Le PIB et sa croissance, souvent considérés comme les indicateurs de référence quand il s’agit d’évaluer la situation économique d’un pays, font depuis longtemps l’objet de controverses. Déjà en 1992, suite au Sommet de la Terre à Rio, plusieurs économistes s’étaient penchés sur la notion de « durabilité », estimant que le PIB ne prenait pas en compte l’état des ressources naturelles, indispensables pourtant pour assurer une croissance économique sur le long terme. De même, la crise financière de 2008 nous a rappelés à quel point nos instruments de mesure de la bonne santé économique des pays et entreprises sont approximatifs, voire trompeurs.

Dans une nouvelle étude intitulée « The Changing Wealth of Nations 2018 », la Banque mondiale analyse l’évolution de la richesse de 141 pays entre 1995 et 2014, en prenant en compte quatre éléments. L’évaluation des richesses se base sur le capital naturel (ressources minières, forêts…), le capital produit (infrastructures…), les actifs étrangers nets et surtout le capital humain (revenus d’une personne sur toute sa vie). C’est la première fois que le capital humain est introduit dans une telle étude, illustrant ainsi l’importance de l’investissement dans les individus comme levier essentiel de la richesse des nations.

On constate ainsi que le capital humain constitue pas moins des deux tiers de la richesse mondiale. Dans les pays à revenu élevé, le capital humain représente 70% de la richesse contre seulement 40% dans les pays à faible revenu. Ainsi, lorsque l’on suit la trajectoire de pays à faible revenu devenus des pays à revenu intermédiaire entre 1995 et 2014, on observe un investissement des gains issus du capital naturel dans les infrastructures et dans l’éducation. À l’inverse, dans dix des 24 pays du groupe des pays à faible revenu, le capital naturel représente toujours plus de 50% de la richesse nationale.

À l’échelle mondiale, la richesse mondiale a augmenté, notamment avec le rattrapage des pays à revenu élevé par les pays à revenu intermédiaire. Néanmoins, les inégalités persistent puisque dans les pays de l’OCDE, la richesse par habitant continue d’être 52 fois supérieure à celle d’un habitant d’un pays à faible revenu. De plus, même si les pays à faible revenu affichent un quasi-doublement de leur niveau de richesse entre 1995 et 2014, la pression démographique de nombreux pays, essentiellement d’Afrique subsaharienne, n’a pas permis à la richesse par habitant de progresser autant que la moyenne mondiale.

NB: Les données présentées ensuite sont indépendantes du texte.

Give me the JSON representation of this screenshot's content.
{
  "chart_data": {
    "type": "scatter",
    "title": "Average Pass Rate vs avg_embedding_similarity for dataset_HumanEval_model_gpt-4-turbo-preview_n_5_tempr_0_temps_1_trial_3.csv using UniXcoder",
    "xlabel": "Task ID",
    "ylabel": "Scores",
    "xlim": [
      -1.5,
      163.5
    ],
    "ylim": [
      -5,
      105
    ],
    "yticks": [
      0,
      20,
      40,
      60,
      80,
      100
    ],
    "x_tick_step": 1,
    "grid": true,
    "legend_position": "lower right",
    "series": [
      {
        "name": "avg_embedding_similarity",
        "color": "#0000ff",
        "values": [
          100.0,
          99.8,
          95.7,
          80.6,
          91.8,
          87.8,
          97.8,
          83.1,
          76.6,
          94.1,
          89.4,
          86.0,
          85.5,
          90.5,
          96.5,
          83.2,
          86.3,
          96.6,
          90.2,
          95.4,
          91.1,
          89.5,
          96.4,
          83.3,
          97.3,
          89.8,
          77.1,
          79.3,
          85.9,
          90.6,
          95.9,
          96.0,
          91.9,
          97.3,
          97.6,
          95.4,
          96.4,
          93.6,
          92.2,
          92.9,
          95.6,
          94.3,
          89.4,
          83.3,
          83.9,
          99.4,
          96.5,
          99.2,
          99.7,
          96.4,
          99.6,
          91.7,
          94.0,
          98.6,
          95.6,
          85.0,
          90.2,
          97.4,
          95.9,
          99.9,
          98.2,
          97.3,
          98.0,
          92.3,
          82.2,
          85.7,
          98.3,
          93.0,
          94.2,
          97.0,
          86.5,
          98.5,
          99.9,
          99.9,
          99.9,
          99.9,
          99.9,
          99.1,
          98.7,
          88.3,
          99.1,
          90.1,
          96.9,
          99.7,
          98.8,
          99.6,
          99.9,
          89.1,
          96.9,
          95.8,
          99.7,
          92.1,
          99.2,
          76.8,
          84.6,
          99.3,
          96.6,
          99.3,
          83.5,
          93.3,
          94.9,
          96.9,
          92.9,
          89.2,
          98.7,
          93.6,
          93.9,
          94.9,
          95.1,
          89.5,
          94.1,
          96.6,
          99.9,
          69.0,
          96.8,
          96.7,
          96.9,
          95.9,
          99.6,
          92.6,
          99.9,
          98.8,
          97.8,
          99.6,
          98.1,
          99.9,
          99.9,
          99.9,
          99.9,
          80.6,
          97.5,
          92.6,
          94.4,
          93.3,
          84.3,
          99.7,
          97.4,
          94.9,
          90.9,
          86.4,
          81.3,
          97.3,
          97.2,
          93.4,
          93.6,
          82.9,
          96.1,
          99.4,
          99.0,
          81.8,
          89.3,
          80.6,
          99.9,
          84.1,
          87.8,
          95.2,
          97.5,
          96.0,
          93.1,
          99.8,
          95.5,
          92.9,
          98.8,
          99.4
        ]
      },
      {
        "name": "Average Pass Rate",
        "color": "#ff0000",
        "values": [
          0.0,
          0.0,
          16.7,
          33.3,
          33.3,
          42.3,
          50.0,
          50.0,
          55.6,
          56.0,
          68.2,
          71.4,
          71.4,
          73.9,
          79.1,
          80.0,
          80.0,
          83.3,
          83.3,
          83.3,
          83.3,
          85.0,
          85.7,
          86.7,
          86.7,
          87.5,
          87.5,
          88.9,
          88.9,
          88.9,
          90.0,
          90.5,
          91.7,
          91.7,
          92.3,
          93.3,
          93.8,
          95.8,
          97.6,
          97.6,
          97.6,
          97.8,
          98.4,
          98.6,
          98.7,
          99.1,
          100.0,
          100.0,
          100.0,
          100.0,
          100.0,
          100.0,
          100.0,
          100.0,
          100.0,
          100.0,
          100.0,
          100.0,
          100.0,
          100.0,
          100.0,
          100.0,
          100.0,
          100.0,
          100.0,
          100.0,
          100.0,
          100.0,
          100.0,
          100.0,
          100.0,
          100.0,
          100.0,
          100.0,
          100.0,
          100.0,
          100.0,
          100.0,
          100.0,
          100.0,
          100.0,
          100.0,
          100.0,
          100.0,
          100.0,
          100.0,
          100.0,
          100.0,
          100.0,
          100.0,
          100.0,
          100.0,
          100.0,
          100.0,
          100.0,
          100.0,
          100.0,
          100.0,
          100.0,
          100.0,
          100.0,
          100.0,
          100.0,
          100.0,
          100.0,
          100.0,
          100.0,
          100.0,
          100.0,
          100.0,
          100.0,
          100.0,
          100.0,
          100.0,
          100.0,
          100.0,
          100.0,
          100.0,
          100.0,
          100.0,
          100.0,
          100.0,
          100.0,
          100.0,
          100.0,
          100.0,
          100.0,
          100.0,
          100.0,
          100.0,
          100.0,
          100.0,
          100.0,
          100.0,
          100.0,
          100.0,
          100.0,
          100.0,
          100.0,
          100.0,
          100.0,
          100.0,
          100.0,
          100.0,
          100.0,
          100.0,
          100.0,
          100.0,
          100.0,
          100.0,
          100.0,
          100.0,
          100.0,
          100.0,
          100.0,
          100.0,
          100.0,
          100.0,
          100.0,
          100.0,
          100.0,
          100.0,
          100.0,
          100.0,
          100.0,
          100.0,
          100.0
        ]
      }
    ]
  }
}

En lisant ce rapport, on peut conclure que l’Afrique fait face à deux principaux défis : mener la transition d’une richesse issue du capital naturel vers le capital humain et mieux gérer sa pression démographique. Trop souvent frappés par la « malédiction des matières premières », les pays africains doivent réinvestir massivement les recettes liées à l’industrie extractive dans les infrastructures et l’éducation pour mettre en place les conditions nécessaires d’une croissance inclusive et durable. C’est dans ce contexte que les gouvernements africains doivent réfléchir à leurs stratégies de développement en gérant  l’enjeu démographique dans le but que notre jeunesse devienne effectivement la première richesse de notre continent.